Pkl code in Templates is "glue" between the .plist and a more "amends friendly" manifest. The idea of a "machine class" is that it extends ./Pkl/utmzip.pkl, adding OS/image specific details so that downstream manifests can use simple amends to a "template". For example, the chr.utmzip.pkl adds the downloading of a version-specific image, optional extra disks, and controlling colors in the SVG logo.
Any files that may need to be included in a UTM package, that are not downloadable. Currently, just efi_vars.fd is needed for Apple-based virtual machines.
Used to store various scripts used to debug issues and try concepts, without effecting the core pkl-based scheme. With one folder per experiment/mini-project. The structure may vary, look for README.md or NOTES.md. Any technical finding are summarized as documents in the root of ./Lab.
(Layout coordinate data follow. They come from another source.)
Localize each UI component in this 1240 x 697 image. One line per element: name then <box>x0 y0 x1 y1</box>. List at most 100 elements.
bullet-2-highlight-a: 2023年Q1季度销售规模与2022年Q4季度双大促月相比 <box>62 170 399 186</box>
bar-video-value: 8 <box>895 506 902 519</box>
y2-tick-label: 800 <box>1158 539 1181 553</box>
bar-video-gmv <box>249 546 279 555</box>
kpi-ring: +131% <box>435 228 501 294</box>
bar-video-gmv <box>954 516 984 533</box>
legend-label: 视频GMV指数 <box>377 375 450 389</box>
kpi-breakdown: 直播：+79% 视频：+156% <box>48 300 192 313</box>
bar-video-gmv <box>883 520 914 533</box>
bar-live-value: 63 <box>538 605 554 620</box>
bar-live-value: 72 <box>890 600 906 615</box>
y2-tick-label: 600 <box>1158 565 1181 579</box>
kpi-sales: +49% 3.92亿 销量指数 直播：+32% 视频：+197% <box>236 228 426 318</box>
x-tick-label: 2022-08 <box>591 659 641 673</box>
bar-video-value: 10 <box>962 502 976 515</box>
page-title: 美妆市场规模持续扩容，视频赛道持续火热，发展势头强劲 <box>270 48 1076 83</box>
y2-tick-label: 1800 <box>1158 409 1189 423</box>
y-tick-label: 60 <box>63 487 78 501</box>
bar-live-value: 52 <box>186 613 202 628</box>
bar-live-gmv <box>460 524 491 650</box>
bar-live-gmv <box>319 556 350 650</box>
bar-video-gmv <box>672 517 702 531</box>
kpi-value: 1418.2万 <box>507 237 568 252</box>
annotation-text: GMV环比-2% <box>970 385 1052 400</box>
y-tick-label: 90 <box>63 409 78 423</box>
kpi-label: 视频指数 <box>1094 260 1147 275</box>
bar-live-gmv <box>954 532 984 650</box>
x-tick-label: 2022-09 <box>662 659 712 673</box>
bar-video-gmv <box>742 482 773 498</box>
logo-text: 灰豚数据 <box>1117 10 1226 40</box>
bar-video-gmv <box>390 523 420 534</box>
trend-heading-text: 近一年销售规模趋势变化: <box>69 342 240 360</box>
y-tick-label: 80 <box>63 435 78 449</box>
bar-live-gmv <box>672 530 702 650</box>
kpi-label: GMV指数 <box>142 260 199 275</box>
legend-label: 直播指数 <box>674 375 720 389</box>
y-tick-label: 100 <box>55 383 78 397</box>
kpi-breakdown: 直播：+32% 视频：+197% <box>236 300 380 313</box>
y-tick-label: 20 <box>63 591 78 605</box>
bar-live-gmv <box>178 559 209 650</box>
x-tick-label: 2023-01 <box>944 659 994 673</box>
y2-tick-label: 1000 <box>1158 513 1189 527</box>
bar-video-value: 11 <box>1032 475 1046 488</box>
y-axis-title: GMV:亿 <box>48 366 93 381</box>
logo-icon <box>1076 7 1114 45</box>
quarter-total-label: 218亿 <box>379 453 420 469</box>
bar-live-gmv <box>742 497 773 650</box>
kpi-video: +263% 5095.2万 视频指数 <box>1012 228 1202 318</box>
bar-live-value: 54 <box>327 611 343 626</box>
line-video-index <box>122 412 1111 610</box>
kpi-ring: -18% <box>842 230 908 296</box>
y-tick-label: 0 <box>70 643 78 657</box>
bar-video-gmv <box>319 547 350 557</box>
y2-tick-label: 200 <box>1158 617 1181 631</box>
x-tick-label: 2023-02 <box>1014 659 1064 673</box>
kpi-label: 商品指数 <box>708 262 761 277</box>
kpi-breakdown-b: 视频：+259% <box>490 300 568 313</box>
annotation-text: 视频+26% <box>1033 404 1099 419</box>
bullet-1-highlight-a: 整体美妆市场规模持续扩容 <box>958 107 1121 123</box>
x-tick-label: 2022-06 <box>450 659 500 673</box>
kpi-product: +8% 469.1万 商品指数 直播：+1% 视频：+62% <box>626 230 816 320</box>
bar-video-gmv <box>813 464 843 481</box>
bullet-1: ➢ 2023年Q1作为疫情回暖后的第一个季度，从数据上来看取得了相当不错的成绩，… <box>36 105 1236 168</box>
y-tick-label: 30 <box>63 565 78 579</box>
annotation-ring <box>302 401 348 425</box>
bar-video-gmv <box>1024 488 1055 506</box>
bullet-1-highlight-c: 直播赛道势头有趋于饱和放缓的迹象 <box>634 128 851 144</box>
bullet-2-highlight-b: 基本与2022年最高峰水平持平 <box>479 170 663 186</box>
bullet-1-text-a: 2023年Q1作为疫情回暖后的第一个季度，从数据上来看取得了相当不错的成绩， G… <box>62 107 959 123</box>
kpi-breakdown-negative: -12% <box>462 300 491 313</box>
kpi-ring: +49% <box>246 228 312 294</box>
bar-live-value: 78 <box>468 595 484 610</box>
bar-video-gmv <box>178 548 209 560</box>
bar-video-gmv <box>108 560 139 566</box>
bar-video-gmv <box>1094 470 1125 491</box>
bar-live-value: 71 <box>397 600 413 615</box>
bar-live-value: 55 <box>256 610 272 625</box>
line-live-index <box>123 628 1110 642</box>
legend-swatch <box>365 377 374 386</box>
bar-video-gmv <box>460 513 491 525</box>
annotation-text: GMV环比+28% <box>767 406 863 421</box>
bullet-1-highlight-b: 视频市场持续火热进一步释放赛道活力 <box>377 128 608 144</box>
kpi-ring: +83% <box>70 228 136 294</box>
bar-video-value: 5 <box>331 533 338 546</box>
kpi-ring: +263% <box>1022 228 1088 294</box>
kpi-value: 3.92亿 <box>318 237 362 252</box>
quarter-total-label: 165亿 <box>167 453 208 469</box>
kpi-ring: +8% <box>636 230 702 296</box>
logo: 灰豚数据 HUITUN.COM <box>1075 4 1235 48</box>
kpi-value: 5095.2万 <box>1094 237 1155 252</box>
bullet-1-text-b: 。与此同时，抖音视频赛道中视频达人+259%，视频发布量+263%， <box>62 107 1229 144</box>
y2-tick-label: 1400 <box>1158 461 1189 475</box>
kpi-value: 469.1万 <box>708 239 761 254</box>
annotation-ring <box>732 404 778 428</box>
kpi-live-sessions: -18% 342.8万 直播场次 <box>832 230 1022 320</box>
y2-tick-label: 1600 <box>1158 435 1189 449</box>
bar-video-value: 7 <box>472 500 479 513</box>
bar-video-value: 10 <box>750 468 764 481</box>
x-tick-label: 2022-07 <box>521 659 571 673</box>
By default, QEMU scripts (qemu.cfg + qemu.sh) are generated for all machine backends — both QEMU and Apple. Libvirt XML generation is experimental and disabled by default. Control this with environment variables during make:
In pkl Templates, libvirtOutput and qemuOutput booleans control output of non-UTM formats. config.plist for UTM is always generated.
# Disable QEMU scripts (just UTM bundles)
QEMU_OUTPUT=false make CHR_VERSION=7.22
# Enable experimental libvirt XML alongside QEMU scripts
LIBVIRT_OUTPUT=true make CHR_VERSION=7.22Both AGENTS.md and CLAUDE.md are present. The instruction system targets Claude Sonnet 4.6, via either CoPilot or Claude Code. Other agents/models likely work, but not been tried (and likely require some steer to use CLAUDE.md for orientation). Also not tired, but strongly recommended against using "mini" models with this project (e.g. less training data for both pkl and RouterOS).
Not affiliated, associated, authorized, endorsed by, or in any way officially connected with MikroTik, Apple, nor UTM from Turing Software, LLC. While the code in this project is released to public domain (see LICENSE), CHR image contains software subject to MikroTik's Terms and Conditions, see MIKROTIKLS MIKROTIK SOFTWARE END-USER LICENCE AGREEMENT. Any trademarks and/or copyrights remain the property of their respective holders unless specifically noted otherwise. Use of a term in this document should not be regarded as affecting the validity of any trademark or service mark. Naming of particular products or brands should not be seen as endorsements. MikroTik is a trademark of Mikrotikls SIA. Apple and macOS are trademarks of Apple Inc., registered in the U.S. and other countries and regions. UNIX is a registered trademark of The Open Group. No liability can be accepted. No representation or warranty of any kind, express or implied, regarding the accuracy, adequacy, validity, reliability, availability, or completeness of any information is offered. Use the concepts, code, examples, and other content at your own risk. There may be errors and inaccuracies, that may of course be damaging to your system. Although this is highly unlikely, you should proceed with caution. The author(s) do not accept any responsibility for any damage incurred.